Noise / garbage image output from the GGUF path on ROCm

There is a known open issue where the ComfyUI-GGUF node can produce noisy, corrupted output on AMD GPUs under ROCm while the same workflow renders correctly on CPU — reported on an RX 7900 XT with a low-bit (Q2_K) flux quant in city96/ComfyUI-GGUF issue #300 (open, no maintainer fix yet). If you hit this, first prefer a higher-bit quant (Q4_K_M / Q5_K_S rather than Q2/Q3 — which is the recommended default here anyway), keep ComfyUI and ComfyUI-GGUF up to date, and as a diagnostic confirm the workflow renders correctly with the node forced to CPU. Track the issue for a runtime fix.

VAE decode crashes or returns a black image (VAE on ROCm)

A ComfyUI user reports a VAE-decode crash on a 24 GB RX 7900 XTX — error "Memobj map does not have ptr" — in ComfyUI issue #11551 (open).

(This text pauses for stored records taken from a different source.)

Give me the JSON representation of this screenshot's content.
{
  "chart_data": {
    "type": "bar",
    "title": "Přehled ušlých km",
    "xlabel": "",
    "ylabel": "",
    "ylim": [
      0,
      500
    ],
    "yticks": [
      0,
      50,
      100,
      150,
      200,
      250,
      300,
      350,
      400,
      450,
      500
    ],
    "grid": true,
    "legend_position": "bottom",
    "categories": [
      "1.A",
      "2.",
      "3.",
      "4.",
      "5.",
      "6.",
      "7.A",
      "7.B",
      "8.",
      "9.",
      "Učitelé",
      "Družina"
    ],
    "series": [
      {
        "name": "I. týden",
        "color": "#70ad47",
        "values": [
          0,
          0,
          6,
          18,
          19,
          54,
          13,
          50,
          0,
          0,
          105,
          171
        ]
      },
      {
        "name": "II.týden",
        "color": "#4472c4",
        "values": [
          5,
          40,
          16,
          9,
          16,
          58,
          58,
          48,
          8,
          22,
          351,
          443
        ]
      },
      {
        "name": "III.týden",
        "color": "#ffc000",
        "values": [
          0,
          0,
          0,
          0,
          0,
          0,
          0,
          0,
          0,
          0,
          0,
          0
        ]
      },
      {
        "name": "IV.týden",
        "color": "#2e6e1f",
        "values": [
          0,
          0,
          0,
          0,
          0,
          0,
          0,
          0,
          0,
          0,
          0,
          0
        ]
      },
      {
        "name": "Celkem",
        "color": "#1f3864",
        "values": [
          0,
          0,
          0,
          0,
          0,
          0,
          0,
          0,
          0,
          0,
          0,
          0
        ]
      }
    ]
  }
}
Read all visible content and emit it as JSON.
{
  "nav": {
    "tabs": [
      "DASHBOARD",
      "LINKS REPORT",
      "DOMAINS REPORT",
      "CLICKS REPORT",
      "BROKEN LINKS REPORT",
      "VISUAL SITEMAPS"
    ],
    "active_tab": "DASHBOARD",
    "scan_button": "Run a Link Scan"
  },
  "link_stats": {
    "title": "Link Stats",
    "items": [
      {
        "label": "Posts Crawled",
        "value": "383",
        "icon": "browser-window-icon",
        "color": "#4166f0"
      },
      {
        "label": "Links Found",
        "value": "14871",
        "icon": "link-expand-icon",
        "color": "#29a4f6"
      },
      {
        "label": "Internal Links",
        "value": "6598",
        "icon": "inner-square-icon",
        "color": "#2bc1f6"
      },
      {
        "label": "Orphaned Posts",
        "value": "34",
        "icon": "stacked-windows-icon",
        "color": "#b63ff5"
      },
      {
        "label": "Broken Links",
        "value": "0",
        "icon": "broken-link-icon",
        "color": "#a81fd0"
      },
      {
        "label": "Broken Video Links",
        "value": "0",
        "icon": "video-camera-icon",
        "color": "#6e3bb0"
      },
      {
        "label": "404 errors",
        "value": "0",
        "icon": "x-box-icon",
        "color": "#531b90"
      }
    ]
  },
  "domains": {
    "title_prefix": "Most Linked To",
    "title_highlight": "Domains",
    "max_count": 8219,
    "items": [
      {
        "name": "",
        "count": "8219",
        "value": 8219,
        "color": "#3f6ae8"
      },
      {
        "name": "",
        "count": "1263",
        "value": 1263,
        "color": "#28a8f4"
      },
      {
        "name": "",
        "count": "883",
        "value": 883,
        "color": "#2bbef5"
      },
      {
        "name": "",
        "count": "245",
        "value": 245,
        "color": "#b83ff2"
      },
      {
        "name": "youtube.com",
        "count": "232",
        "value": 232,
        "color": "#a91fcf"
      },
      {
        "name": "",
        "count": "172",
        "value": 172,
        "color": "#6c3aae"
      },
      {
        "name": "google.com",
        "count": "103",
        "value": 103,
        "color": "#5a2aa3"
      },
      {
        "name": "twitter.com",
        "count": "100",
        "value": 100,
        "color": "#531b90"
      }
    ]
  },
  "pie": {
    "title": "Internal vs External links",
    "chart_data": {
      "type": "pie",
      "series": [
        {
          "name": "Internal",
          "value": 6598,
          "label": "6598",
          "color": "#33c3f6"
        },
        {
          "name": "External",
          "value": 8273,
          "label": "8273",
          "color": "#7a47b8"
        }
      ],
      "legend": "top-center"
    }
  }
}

That report is against Z-Image Turbo, a different model, not Qwen-Image, and in the thread's own test matrix the crash is triggered by ComfyUI's default attention backend and resolved by launching with --use-pytorch-cross-attention — the flag this recipe already uses — not by changing VAE precision. Do not add --bf16-vae on this card: it is not a confirmed fix for that crash and is contested on RDNA3. If you instead get a black image at the VAE step (a separate, precision-related symptom), force the VAE to FP32 or fall back to Tiled VAE Decode.

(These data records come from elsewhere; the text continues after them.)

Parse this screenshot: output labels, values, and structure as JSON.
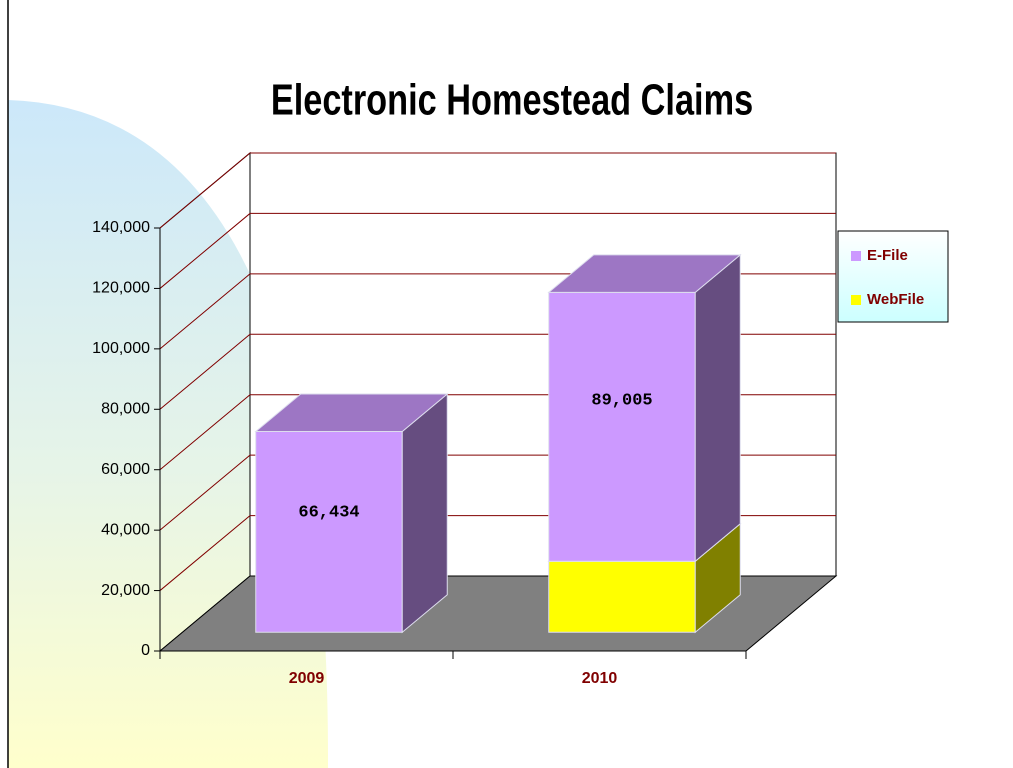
{
  "chart_data": {
    "type": "bar3d_stacked",
    "title": "Electronic Homestead Claims",
    "categories": [
      "2009",
      "2010"
    ],
    "series": [
      {
        "name": "WebFile",
        "color": "#ffff00",
        "values": [
          0,
          23500
        ]
      },
      {
        "name": "E-File",
        "color": "#cc99ff",
        "values": [
          66434,
          89005
        ],
        "value_labels": [
          "66,434",
          "89,005"
        ]
      }
    ],
    "ylim": [
      0,
      140000
    ],
    "yticks": [
      0,
      {
        "value": 20000,
        "label": "20,000"
      },
      {
        "value": 40000,
        "label": "40,000"
      },
      {
        "value": 60000,
        "label": "60,000"
      },
      {
        "value": 80000,
        "label": "80,000"
      },
      {
        "value": 100000,
        "label": "100,000"
      },
      {
        "value": 120000,
        "label": "120,000"
      },
      {
        "value": 140000,
        "label": "140,000"
      }
    ],
    "grid": true,
    "legend": "right"
  }
}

"Torch not compiled with CUDA enabled"

A CUDA build of PyTorch got installed instead of the ROCm build. Per the ComfyUI README troubleshooting note, uninstall and reinstall against the ROCm wheel index:

pip uninstall torch
pip install torch torchvision torchaudio --index-url https://download.pytorch.org/whl/rocm7.2

Confirm the build: python -c "import torch; print(torch.__version__)" should print a +rocm7.2-style suffix, and torch.cuda.is_available() returns True (ROCm masquerades as the cuda device namespace under HIP).

Do not install xformers or FlashAttention

HF and ComfyUI guides written for NVIDIA frequently suggest pip install xformers or a FlashAttention wheel. On RDNA3 these are the wrong path: the ROCm xformers fork is limited, and ComfyUI already routes attention through PyTorch SDPA on this stack. Stick with the default, or force it explicitly with --use-pytorch-cross-attention.

common questions
How much VRAM does Qwen-Image need?

About 14 GB — the minimum this recipe targets.

Which GPUs is Qwen-Image tested on?

RX 7800 XT (16 GB).

How hard is this setup?

Intermediate — follow the steps above.